Joshua Joshua - 1 year ago 43
Perl Question

String masking: Confoming text to a given mask

Given the following text and mask string: -

text: the quick brown fox jumps over the lazy dog
mask: xx xxx xxxx x xxx

I'm trying to find a terse way to arrive at the result: -

th qui brow f jum

The mask conforms the text to it's pattern. The resulting string should have the same amount of words as the mask.

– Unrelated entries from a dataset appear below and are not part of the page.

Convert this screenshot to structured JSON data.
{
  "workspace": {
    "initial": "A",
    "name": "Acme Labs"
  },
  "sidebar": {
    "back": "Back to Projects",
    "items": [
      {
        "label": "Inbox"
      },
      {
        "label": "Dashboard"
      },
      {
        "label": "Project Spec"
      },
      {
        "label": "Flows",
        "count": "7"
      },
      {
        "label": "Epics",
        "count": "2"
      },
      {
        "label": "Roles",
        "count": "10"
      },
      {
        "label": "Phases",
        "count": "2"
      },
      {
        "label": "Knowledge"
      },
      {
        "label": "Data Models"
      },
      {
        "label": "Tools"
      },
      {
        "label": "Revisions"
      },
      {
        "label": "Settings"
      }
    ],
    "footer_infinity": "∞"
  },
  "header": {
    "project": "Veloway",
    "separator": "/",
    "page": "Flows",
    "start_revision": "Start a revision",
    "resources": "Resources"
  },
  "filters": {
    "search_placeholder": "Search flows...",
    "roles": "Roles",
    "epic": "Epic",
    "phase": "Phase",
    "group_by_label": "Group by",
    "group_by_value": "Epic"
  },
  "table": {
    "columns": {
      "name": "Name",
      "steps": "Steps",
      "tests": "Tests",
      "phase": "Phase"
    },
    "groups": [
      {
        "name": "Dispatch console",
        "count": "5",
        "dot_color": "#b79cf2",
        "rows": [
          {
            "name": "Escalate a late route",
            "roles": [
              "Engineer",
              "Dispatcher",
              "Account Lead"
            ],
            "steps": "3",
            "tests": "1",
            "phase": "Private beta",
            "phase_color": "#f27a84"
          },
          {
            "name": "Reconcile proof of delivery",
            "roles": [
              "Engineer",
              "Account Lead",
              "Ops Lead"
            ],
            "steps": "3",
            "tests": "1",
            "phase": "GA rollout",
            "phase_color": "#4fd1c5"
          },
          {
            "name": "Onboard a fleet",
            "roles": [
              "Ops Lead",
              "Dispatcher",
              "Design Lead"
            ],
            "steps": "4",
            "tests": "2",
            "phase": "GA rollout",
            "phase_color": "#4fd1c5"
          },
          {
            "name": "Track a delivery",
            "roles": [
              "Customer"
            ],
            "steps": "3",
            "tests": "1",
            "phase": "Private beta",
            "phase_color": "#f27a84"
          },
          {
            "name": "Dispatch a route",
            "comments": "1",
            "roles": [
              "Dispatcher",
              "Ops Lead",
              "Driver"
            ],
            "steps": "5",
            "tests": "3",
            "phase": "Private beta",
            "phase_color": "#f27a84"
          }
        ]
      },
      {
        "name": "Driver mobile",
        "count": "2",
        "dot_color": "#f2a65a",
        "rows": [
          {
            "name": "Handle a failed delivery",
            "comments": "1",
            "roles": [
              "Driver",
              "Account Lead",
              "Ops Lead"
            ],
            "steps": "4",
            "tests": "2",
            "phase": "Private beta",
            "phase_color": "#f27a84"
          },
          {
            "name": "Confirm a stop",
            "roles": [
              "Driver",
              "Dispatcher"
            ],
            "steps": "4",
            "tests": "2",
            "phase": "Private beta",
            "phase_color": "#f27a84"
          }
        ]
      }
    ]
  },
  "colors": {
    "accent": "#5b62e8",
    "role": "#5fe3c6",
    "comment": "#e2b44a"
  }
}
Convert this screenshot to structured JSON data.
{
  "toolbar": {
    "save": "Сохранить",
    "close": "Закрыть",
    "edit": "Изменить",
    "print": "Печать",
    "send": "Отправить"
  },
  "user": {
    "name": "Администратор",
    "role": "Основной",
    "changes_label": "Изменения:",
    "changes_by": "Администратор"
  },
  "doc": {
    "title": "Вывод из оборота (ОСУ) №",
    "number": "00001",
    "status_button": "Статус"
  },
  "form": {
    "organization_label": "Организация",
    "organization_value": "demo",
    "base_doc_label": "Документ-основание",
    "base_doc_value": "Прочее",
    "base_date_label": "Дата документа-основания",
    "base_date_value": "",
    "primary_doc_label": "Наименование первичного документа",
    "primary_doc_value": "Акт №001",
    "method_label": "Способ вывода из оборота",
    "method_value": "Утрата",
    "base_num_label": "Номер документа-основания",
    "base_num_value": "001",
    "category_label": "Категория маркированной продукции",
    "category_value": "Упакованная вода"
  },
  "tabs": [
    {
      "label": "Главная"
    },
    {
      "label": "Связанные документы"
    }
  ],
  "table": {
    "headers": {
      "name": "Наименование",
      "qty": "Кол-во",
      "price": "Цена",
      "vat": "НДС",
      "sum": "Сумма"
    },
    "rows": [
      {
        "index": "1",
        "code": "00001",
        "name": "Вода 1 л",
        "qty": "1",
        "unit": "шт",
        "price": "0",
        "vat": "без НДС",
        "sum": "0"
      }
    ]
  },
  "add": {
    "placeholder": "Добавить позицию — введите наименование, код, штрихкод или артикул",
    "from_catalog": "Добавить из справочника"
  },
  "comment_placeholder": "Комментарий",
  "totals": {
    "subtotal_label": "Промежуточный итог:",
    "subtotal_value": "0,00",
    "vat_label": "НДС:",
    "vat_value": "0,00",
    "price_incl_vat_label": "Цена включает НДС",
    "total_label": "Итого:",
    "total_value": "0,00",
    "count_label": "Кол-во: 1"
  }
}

My current implentation is using
to zip the words of each list together and do a string substitution. ( I've copied the logic of the zip function into the below example so you don't need to install it to test)

# Squashed version of List::Zip->zip function
sub zip{map{[map{shift@{$_}}@_]}0..((sort map{0+@{$_}}@_)[0]-1)}

my $mask = 'xx xxx xxxx x xxx';
my $text = 'the quick brown fox jumps over the lazy dog';

for my $mt ( zip( [split(' ', $mask)], [split(' ', $text)] ) ) {
my ( $m, $t ) = @{ $mt };
$mask =~ s/ $m / substr( $t, 0, length($m) ) /xe;

print $mask; # OUTPUT: th qui brow f jum

... but I can't help but think there's a shorter way. Maybe a funky regex trick?

Suggestions welcome.


The accepted answer here is intriguing for it's use of
. Trying to figure out how to apply it to my problem. (Edit: Borodin pointed out why it's not applicable to this problem)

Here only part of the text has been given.